Like so much in these uncertain times, amid the coronavirus pandemic, there is reason for both hope and doubt.
- Why it will work: The players recognize what is at stake, from both physical and fiscal perspectives. Yes, 113 pages of Health and Safety Protocols can be overwhelming, but arguably not any more overwhelming than what some teams require in their playbooks.
- Why it won't: League lore is replete with those who have skirted team, league and even game rules. In the case of playing through a pandemic, a single shaky action with the NBA's Jenga tower and it could all come tumbling down.
- Why it will work: While some have questioned this era of the super team, the loss of a single player to a positive COVID-19 test doesn't automatically mean ruin. The 76ers have found ways to survive at times without Joel Embiid or Ben Simmons. The Celtics certainly have enough to, if need be, get by without Jayson Tatum or Jaylen Brown or Kemba Walker or Gordon Hayward. The Raptors have spent an entire season persevering in the face of injury and absence.
- Why it won't: But without Giannis Antetokounmpo, LeBron James, Kawhi Leonard, James Harden, a significant degree of legitimacy will be lost. And that's not even getting into the scenario of a significant portion of a single roster being infected.
- Why it will work: The initial round of player testing came back with only 16 COVID results out of 302 player samples, a 5.3% positive rate.
- Why it won't: As stated above, it's all about, especially, come playoff time, the who and not the amount, when it comes to the positive tests. Take last season's injury-marred NBA Finals: No Kevin Durant, no Klay Thompson, no chance for the Golden State Warriors. Ditto for 2015 when the Cleveland Cavaliers were without Kevin Love and Kyrie Irving in the Finals.

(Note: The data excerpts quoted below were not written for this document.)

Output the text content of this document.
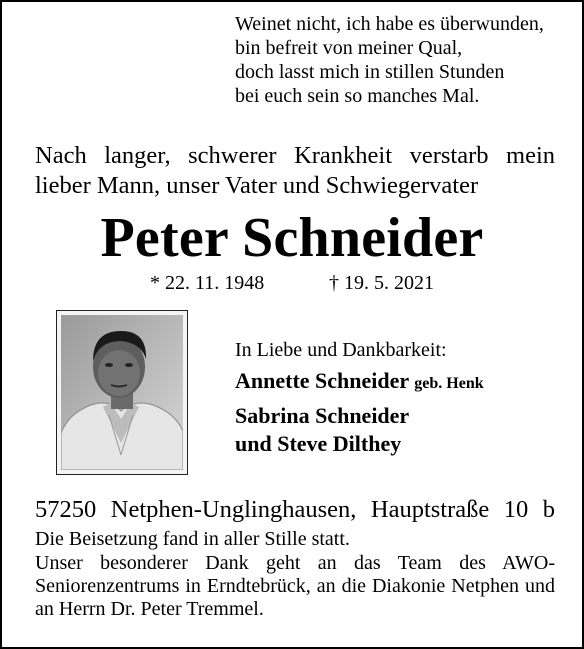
Weinet nicht, ich habe es überwunden,
bin befreit von meiner Qual,
doch lasst mich in stillen Stunden
bei euch sein so manches Mal.
Nach langer, schwerer Krankheit verstarb mein lieber Mann, unser Vater und Schwiegervater
Peter Schneider
* 22. 11. 1948	† 19. 5. 2021
In Liebe und Dankbarkeit:
Annette Schneider geb. Henk
Sabrina Schneider
und Steve Dilthey
57250 Netphen-Unglinghausen, Hauptstraße 10 b
Die Beisetzung fand in aller Stille statt.
Unser besonderer Dank geht an das Team des AWO-Seniorenzentrums in Erndtebrück, an die Diakonie Netphen und an Herrn Dr. Peter Tremmel.
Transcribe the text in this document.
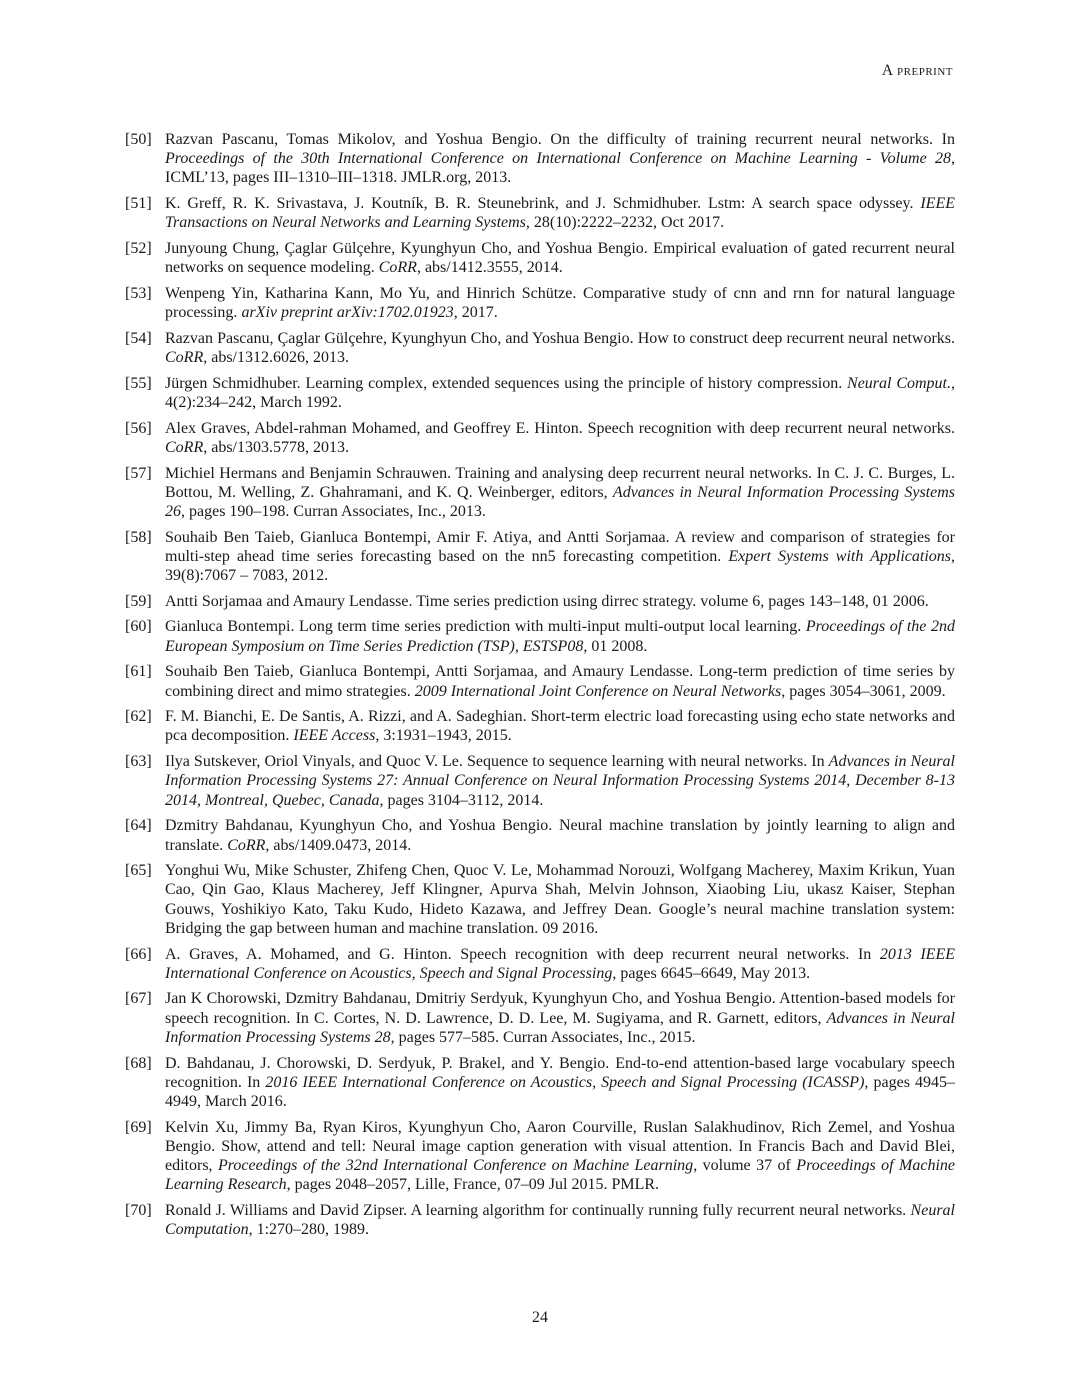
A preprint
[50] Razvan Pascanu, Tomas Mikolov, and Yoshua Bengio. On the difficulty of training recurrent neural networks. In Proceedings of the 30th International Conference on International Conference on Machine Learning - Volume 28, ICML’13, pages III–1310–III–1318. JMLR.org, 2013.
[51] K. Greff, R. K. Srivastava, J. Koutník, B. R. Steunebrink, and J. Schmidhuber. Lstm: A search space odyssey. IEEE Transactions on Neural Networks and Learning Systems, 28(10):2222–2232, Oct 2017.
[52] Junyoung Chung, Çaglar Gülçehre, Kyunghyun Cho, and Yoshua Bengio. Empirical evaluation of gated recurrent neural networks on sequence modeling. CoRR, abs/1412.3555, 2014.
[53] Wenpeng Yin, Katharina Kann, Mo Yu, and Hinrich Schütze. Comparative study of cnn and rnn for natural language processing. arXiv preprint arXiv:1702.01923, 2017.
[54] Razvan Pascanu, Çaglar Gülçehre, Kyunghyun Cho, and Yoshua Bengio. How to construct deep recurrent neural networks. CoRR, abs/1312.6026, 2013.
[55] Jürgen Schmidhuber. Learning complex, extended sequences using the principle of history compression. Neural Comput., 4(2):234–242, March 1992.
[56] Alex Graves, Abdel-rahman Mohamed, and Geoffrey E. Hinton. Speech recognition with deep recurrent neural networks. CoRR, abs/1303.5778, 2013.
[57] Michiel Hermans and Benjamin Schrauwen. Training and analysing deep recurrent neural networks. In C. J. C. Burges, L. Bottou, M. Welling, Z. Ghahramani, and K. Q. Weinberger, editors, Advances in Neural Information Processing Systems 26, pages 190–198. Curran Associates, Inc., 2013.
[58] Souhaib Ben Taieb, Gianluca Bontempi, Amir F. Atiya, and Antti Sorjamaa. A review and comparison of strategies for multi-step ahead time series forecasting based on the nn5 forecasting competition. Expert Systems with Applications, 39(8):7067 – 7083, 2012.
[59] Antti Sorjamaa and Amaury Lendasse. Time series prediction using dirrec strategy. volume 6, pages 143–148, 01 2006.
[60] Gianluca Bontempi. Long term time series prediction with multi-input multi-output local learning. Proceedings of the 2nd European Symposium on Time Series Prediction (TSP), ESTSP08, 01 2008.
[61] Souhaib Ben Taieb, Gianluca Bontempi, Antti Sorjamaa, and Amaury Lendasse. Long-term prediction of time series by combining direct and mimo strategies. 2009 International Joint Conference on Neural Networks, pages 3054–3061, 2009.
[62] F. M. Bianchi, E. De Santis, A. Rizzi, and A. Sadeghian. Short-term electric load forecasting using echo state networks and pca decomposition. IEEE Access, 3:1931–1943, 2015.
[63] Ilya Sutskever, Oriol Vinyals, and Quoc V. Le. Sequence to sequence learning with neural networks. In Advances in Neural Information Processing Systems 27: Annual Conference on Neural Information Processing Systems 2014, December 8-13 2014, Montreal, Quebec, Canada, pages 3104–3112, 2014.
[64] Dzmitry Bahdanau, Kyunghyun Cho, and Yoshua Bengio. Neural machine translation by jointly learning to align and translate. CoRR, abs/1409.0473, 2014.
[65] Yonghui Wu, Mike Schuster, Zhifeng Chen, Quoc V. Le, Mohammad Norouzi, Wolfgang Macherey, Maxim Krikun, Yuan Cao, Qin Gao, Klaus Macherey, Jeff Klingner, Apurva Shah, Melvin Johnson, Xiaobing Liu, ukasz Kaiser, Stephan Gouws, Yoshikiyo Kato, Taku Kudo, Hideto Kazawa, and Jeffrey Dean. Google’s neural machine translation system: Bridging the gap between human and machine translation. 09 2016.
[66] A. Graves, A. Mohamed, and G. Hinton. Speech recognition with deep recurrent neural networks. In 2013 IEEE International Conference on Acoustics, Speech and Signal Processing, pages 6645–6649, May 2013.
[67] Jan K Chorowski, Dzmitry Bahdanau, Dmitriy Serdyuk, Kyunghyun Cho, and Yoshua Bengio. Attention-based models for speech recognition. In C. Cortes, N. D. Lawrence, D. D. Lee, M. Sugiyama, and R. Garnett, editors, Advances in Neural Information Processing Systems 28, pages 577–585. Curran Associates, Inc., 2015.
[68] D. Bahdanau, J. Chorowski, D. Serdyuk, P. Brakel, and Y. Bengio. End-to-end attention-based large vocabulary speech recognition. In 2016 IEEE International Conference on Acoustics, Speech and Signal Processing (ICASSP), pages 4945–4949, March 2016.
[69] Kelvin Xu, Jimmy Ba, Ryan Kiros, Kyunghyun Cho, Aaron Courville, Ruslan Salakhudinov, Rich Zemel, and Yoshua Bengio. Show, attend and tell: Neural image caption generation with visual attention. In Francis Bach and David Blei, editors, Proceedings of the 32nd International Conference on Machine Learning, volume 37 of Proceedings of Machine Learning Research, pages 2048–2057, Lille, France, 07–09 Jul 2015. PMLR.
[70] Ronald J. Williams and David Zipser. A learning algorithm for continually running fully recurrent neural networks. Neural Computation, 1:270–280, 1989.
24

- Why it will work: No more tanking. The teams vying for top lottery seeding already are finished. Instead, at least at the outset, every game will have meaning, with just about every matchup featuring an elite team and elite talent.
- Why it won't: Without playoff homecourt advantage, the incentive to push for seeding could be diminished. For example, there is no difference between being a No. 4 or No. 5 seed. That could have some teams using their eight "seeding" games as exhibitions in advance of the playoffs, possibly for the developmental time that younger players have lost out with the cancellation of summer league.
- Why it will work: The return comes with a purpose, the combined effort by the league and union to make addressing systemic racism a focus on the resumption. That could turn idle time into some of the most productive time of the season.
- Why it won't: As some players have questioned, is that work better handled directly inside the community? Take, for example, the LeBron James-led More Than a Vote non-profit. Many of the league's elite players could be at Disney, instead of in their home cities, within mere weeks of the general election.
- Why it will work: As Pat Riley would say, the main thing gets to be the main thing. There will be basketball games, basketball practice and basketball camaraderie 24/7. If the goal is to perfect a craft, there will be ample opportunity.
- Why it won't: Recall the time when Shaquille O'Neal took Dwyane Wade for a drive to clear their heads during the playoffs, when players showed up during the postseason for unannounced, unplanned late-night shooting sessions, when teammates sat together in hotel rooms to bond for ultimate moments. Now, not.
- Why it will work: The unity between the league, union, support staff has offered an example of resolve and commitment rarely witnessed to such a degree in professional sports.
- Why it won't: Pandemics don't play favorites, especially in localities unable to contribute to the chances for success.